Die sogenannte Weihnachtsgeschichte, wie sie in der christlichen Tradition erzählt wird, ist eine Zusammensetzung verschiedener Erzählungen aus den Evangelien nach Matthäus und Lukas. Beide Evangelien haben ihre eigene Version der Ereignisse rund um die Geburt von Jesus, die sich in vielen Punkten unterscheiden. Interessanterweise gibt es zwei andere Evangelien – Markus und Johannes – die überhaupt nichts über Jesu Geburt berichten. Das allein sollte uns schon stutzig machen: Wenn die Geburt so zentral wäre, warum schweigen dann zwei der vier Evangelisten darüber?

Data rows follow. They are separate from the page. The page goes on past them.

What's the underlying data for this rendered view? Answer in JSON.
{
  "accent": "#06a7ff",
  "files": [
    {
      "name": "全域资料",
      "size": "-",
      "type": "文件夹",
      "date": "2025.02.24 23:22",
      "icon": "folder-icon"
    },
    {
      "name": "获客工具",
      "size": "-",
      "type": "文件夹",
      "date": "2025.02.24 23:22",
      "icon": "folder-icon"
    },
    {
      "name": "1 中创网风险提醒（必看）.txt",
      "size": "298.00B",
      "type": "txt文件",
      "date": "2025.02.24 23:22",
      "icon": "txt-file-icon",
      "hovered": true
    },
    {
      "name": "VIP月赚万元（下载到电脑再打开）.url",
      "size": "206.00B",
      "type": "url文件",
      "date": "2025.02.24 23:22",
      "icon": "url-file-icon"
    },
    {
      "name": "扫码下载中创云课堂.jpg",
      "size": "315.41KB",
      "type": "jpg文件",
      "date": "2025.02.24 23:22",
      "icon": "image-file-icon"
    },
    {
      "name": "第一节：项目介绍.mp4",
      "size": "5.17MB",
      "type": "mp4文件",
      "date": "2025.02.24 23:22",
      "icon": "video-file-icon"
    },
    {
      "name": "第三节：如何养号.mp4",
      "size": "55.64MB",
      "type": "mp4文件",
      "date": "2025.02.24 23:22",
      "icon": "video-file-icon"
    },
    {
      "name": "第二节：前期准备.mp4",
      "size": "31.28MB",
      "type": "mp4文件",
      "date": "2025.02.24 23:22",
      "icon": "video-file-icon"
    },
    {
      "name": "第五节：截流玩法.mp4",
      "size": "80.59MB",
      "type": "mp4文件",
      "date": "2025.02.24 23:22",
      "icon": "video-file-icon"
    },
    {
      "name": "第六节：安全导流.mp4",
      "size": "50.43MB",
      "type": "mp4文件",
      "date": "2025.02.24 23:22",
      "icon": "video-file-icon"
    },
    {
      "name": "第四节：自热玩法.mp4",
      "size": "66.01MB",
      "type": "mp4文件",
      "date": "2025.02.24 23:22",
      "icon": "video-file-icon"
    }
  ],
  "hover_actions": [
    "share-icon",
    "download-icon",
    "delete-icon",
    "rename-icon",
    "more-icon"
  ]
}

Danach wird die Geschichte mit großem Drama ausgeschmückt: Es kommen Sterndeuter (oft als die drei Könige interpretiert) aus dem Osten, um Jesus zu huldigen. Ein Stern führt sie zu ihm. Gleichzeitig wird berichtet, dass der König Herodes alle männlichen Säuglinge in Betlehem töten lässt, weil er Jesus als Bedrohung für seinen Thron sieht – der sogenannte Kindermord von Betlehem. Um diesem Massaker zu entkommen, flieht die Heilige Familie nach Ägypten.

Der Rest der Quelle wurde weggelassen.